The oil spill from a pipeline near Little Rock in Arkansas is just a local story, not worthy of national attention -- yet the crude is heavy and toxic and comes from Canada, just like the proposed contents of the unbuilt pipeline that can make headlines. So Anne Thompson covered the leak for NBC.
Bob Orr offered a sort-of follow-up on CBS to Monday's Story of the Day, the murder -- maybe an assassination -- of District Attorney Mike McClelland of Kaufman County, Texas. Possible suspects include the Aryan Brotherhood of Texas, a white supremacist prison gang. Orr had no information to link the gang to the murder -- but he did summarize the federal racketeering case against the gang that was made last November. The brotherhood's ruling council generals are Jive and Slick: that is Charles Lee Roberts and Larry Max Bryan, to you.

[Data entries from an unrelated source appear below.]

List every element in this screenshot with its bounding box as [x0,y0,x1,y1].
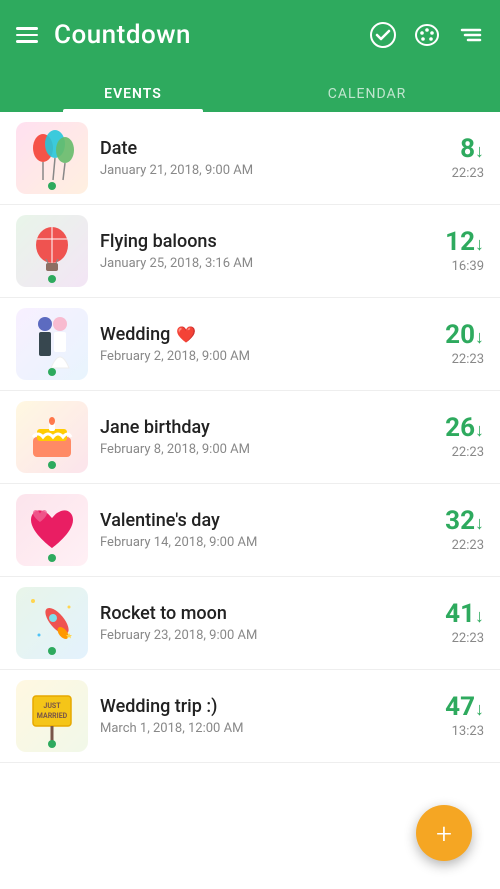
event-date: February 8, 2018, 9:00 AM [100,442,412,457]
heart-emoji: ❤️ [176,325,196,344]
countdown-days: 8↓ [424,135,484,164]
event-name: Date [100,138,412,159]
countdown-days: 26↓ [424,414,484,443]
list-item[interactable]: Date January 21, 2018, 9:00 AM 8↓ 22:23 [0,112,500,205]
countdown-days: 20↓ [424,321,484,350]
event-countdown: 26↓ 22:23 [424,414,484,460]
header-icons [370,22,484,48]
event-date: February 23, 2018, 9:00 AM [100,628,412,643]
sort-icon[interactable] [458,22,484,48]
event-countdown: 47↓ 13:23 [424,693,484,739]
app-header: Countdown [0,0,500,112]
event-info: Rocket to moon February 23, 2018, 9:00 A… [88,603,424,643]
event-thumbnail [16,494,88,566]
list-item[interactable]: Flying baloons January 25, 2018, 3:16 AM… [0,205,500,298]
app-title: Countdown [54,20,354,50]
list-item[interactable]: Rocket to moon February 23, 2018, 9:00 A… [0,577,500,670]
list-item[interactable]: Jane birthday February 8, 2018, 9:00 AM … [0,391,500,484]
event-countdown: 12↓ 16:39 [424,228,484,274]
add-event-button[interactable]: + [416,805,472,861]
event-thumbnail: JUST MARRIED [16,680,88,752]
tab-calendar[interactable]: CALENDAR [250,86,484,112]
event-date: January 21, 2018, 9:00 AM [100,163,412,178]
countdown-days: 47↓ [424,693,484,722]
event-info: Wedding ❤️ February 2, 2018, 9:00 AM [88,324,424,364]
list-item[interactable]: Valentine's day February 14, 2018, 9:00 … [0,484,500,577]
event-date: February 14, 2018, 9:00 AM [100,535,412,550]
event-countdown: 20↓ 22:23 [424,321,484,367]
list-item[interactable]: JUST MARRIED Wedding trip :) March 1, 20… [0,670,500,763]
event-thumbnail [16,215,88,287]
event-name: Rocket to moon [100,603,412,624]
menu-icon[interactable] [16,27,38,43]
event-name: Valentine's day [100,510,412,531]
countdown-time: 16:39 [424,259,484,274]
event-thumbnail [16,401,88,473]
event-name: Wedding ❤️ [100,324,412,345]
countdown-time: 13:23 [424,724,484,739]
countdown-time: 22:23 [424,352,484,367]
event-thumbnail [16,122,88,194]
countdown-days: 41↓ [424,600,484,629]
event-date: March 1, 2018, 12:00 AM [100,721,412,736]
event-info: Valentine's day February 14, 2018, 9:00 … [88,510,424,550]
list-item[interactable]: Wedding ❤️ February 2, 2018, 9:00 AM 20↓… [0,298,500,391]
events-list: Date January 21, 2018, 9:00 AM 8↓ 22:23 [0,112,500,889]
event-date: February 2, 2018, 9:00 AM [100,349,412,364]
svg-text:MARRIED: MARRIED [37,712,68,720]
event-info: Jane birthday February 8, 2018, 9:00 AM [88,417,424,457]
countdown-time: 22:23 [424,166,484,181]
event-countdown: 8↓ 22:23 [424,135,484,181]
svg-text:JUST: JUST [43,702,61,710]
event-info: Date January 21, 2018, 9:00 AM [88,138,424,178]
event-countdown: 41↓ 22:23 [424,600,484,646]
header-top: Countdown [16,0,484,70]
event-thumbnail [16,308,88,380]
countdown-days: 12↓ [424,228,484,257]
countdown-time: 22:23 [424,538,484,553]
event-info: Flying baloons January 25, 2018, 3:16 AM [88,231,424,271]
check-icon[interactable] [370,22,396,48]
event-name: Jane birthday [100,417,412,438]
tab-bar: EVENTS CALENDAR [16,70,484,112]
countdown-time: 22:23 [424,631,484,646]
event-countdown: 32↓ 22:23 [424,507,484,553]
countdown-days: 32↓ [424,507,484,536]
palette-icon[interactable] [414,22,440,48]
countdown-time: 22:23 [424,445,484,460]
event-info: Wedding trip :) March 1, 2018, 12:00 AM [88,696,424,736]
event-name: Wedding trip :) [100,696,412,717]
event-name: Flying baloons [100,231,412,252]
event-thumbnail [16,587,88,659]
event-date: January 25, 2018, 3:16 AM [100,256,412,271]
tab-events[interactable]: EVENTS [16,86,250,112]
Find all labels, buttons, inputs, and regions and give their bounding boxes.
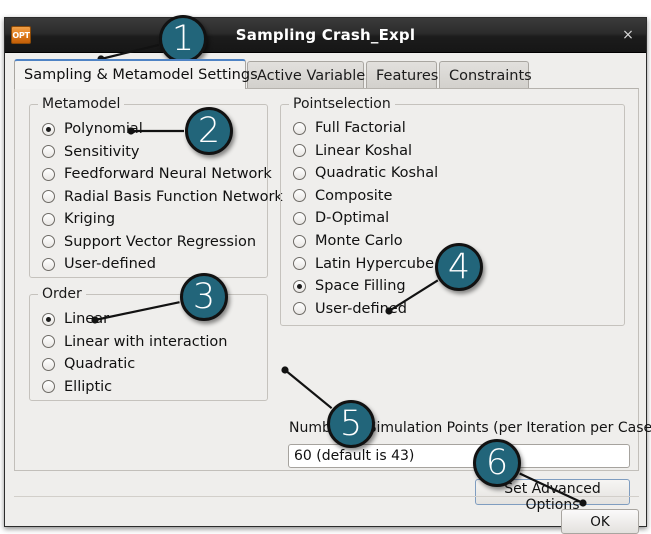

CBS was unable to be more celebratory about the release from prison of Louis Taylor, aged 58. Taylor is probably innocent, yet had been convicted at the age of 16 of the murder of 28 people, found guilty of the arson of an hotel in Tucson in 1970. CBS' 60 Minutes, along with Court TV, the cable channel, had championed Taylor's case. Yet, the conditions of his release from prison were that he would not be exonerated of the crime, and that he would waive any lawsuit for wrongful incarceration. So, Michelle Miller was unable to report total vindication.
HBO got a hat tip from NBC's Ron Mott for casting actor Wendall Pierce in The Wire and Treme. Pierce himself was given proper respect in Mott's Making a Difference feature for planting his Sterling Farms supermarkets in the middle of a New Orleans food desert. Well done, Antoine!